Infrastructure (Terraform)

Terraform creates the GCP + Datadog log pipeline in: - infrastructure/terraform/modules/datadog-observability - infrastructure/terraform/environments/staging - infrastructure/terraform/environments/production

Required Terraform workspace variables: - datadog_logs_api_key (sensitive)

Required Terraform workspace environment variables for Datadog provider: - DATADOG_API_KEY - DATADOG_APP_KEY

CI/CD Instrumentation

Backend deploy workflows run Datadog instrumentation after Firebase Functions deploy: - .github/workflows/backend-deploy-staging.yml - .github/workflows/backend-deploy-production.yml

The command used is: - npx -y @datadog/datadog-ci cloud-run instrument ... --tracing true

Current services instrumented: - api - bff - bff_clinical - bff_clinical_media

If a new HTTP function is added, update both workflows to include its service name.

Verification Checklist

Run after staging deploy, then production deploy.

  1. Confirm Dataflow is healthy
  2. GCP Console -> Dataflow -> job datadog-export-job-staging / datadog-export-job-prod
  3. Status should be Running with no sustained errors.

  4. Confirm logs arrive in Datadog

  5. Query in Datadog Logs:
  6. service:perci-platform-backend env:staging
  7. service:perci-platform-backend env:production

  8. Confirm traces arrive in Datadog APM

  9. Service catalog should show perci-platform-backend.
  10. Check recent traces for endpoints under api, bff, bff_clinical, bff_clinical_media.

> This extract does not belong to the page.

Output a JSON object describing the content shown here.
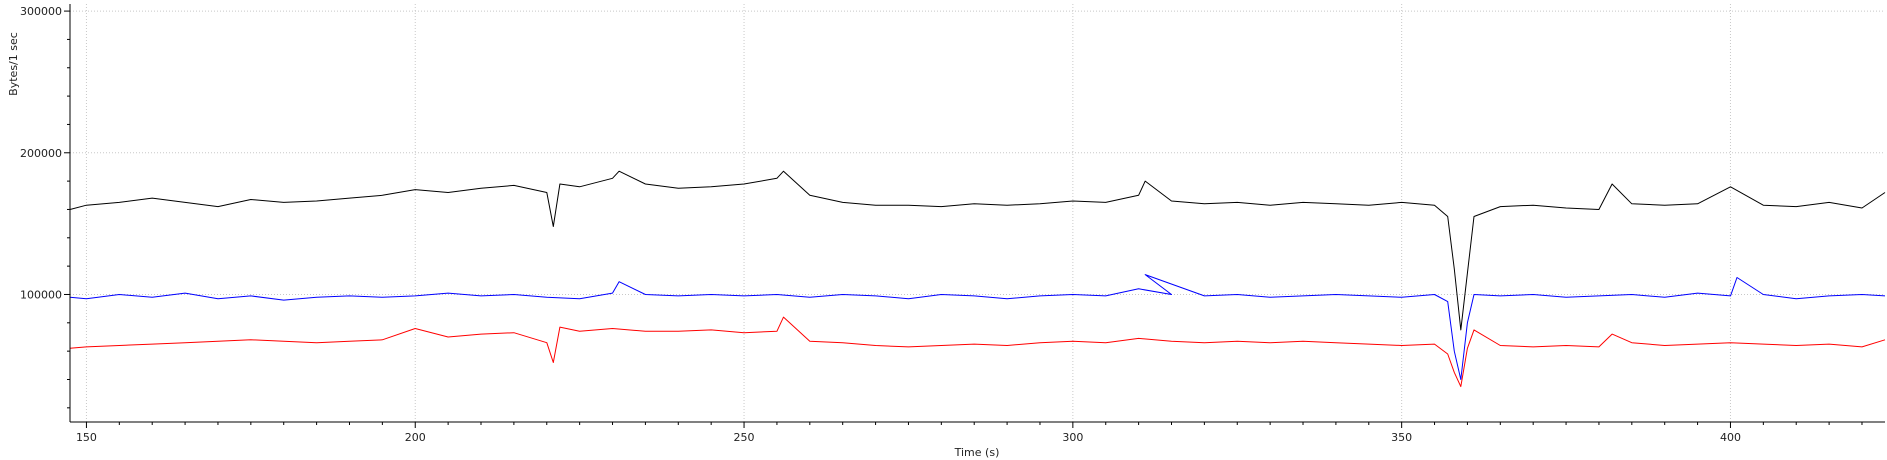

  11. Confirm log/trace correlation

  12. Open a trace span and verify related logs are linked.
  13. Open a log entry and verify dd.trace_id and dd.span_id exist in payload.

Rollout Gates

Use this sequence for safe rollout:

  1. Apply Terraform in staging.
  2. Deploy staging backend and verify checklist above.
  3. Keep staging stable for at least one deploy cycle.
  4. Apply Terraform in production.
  5. Deploy production backend and verify checklist above.

Failure Recovery

If instrumentation fails in CI: 1. Re-run backend deploy workflow. 2. Run manual command with dry-run first: - npx -y @datadog/datadog-ci cloud-run instrument --project <project> --region europe-west2 --service <service> --tracing true --env <env> --version <sha> --dry-run 3. If needed, temporarily disable Datadog instrumentation step and proceed with deploy, then remediate in a follow-up run.

If log forwarding fails: 1. Check Dataflow worker logs. 2. Validate Secret Manager access for Dataflow worker SA. 3. Validate sink writer has roles/pubsub.publisher on datadog-export-topic.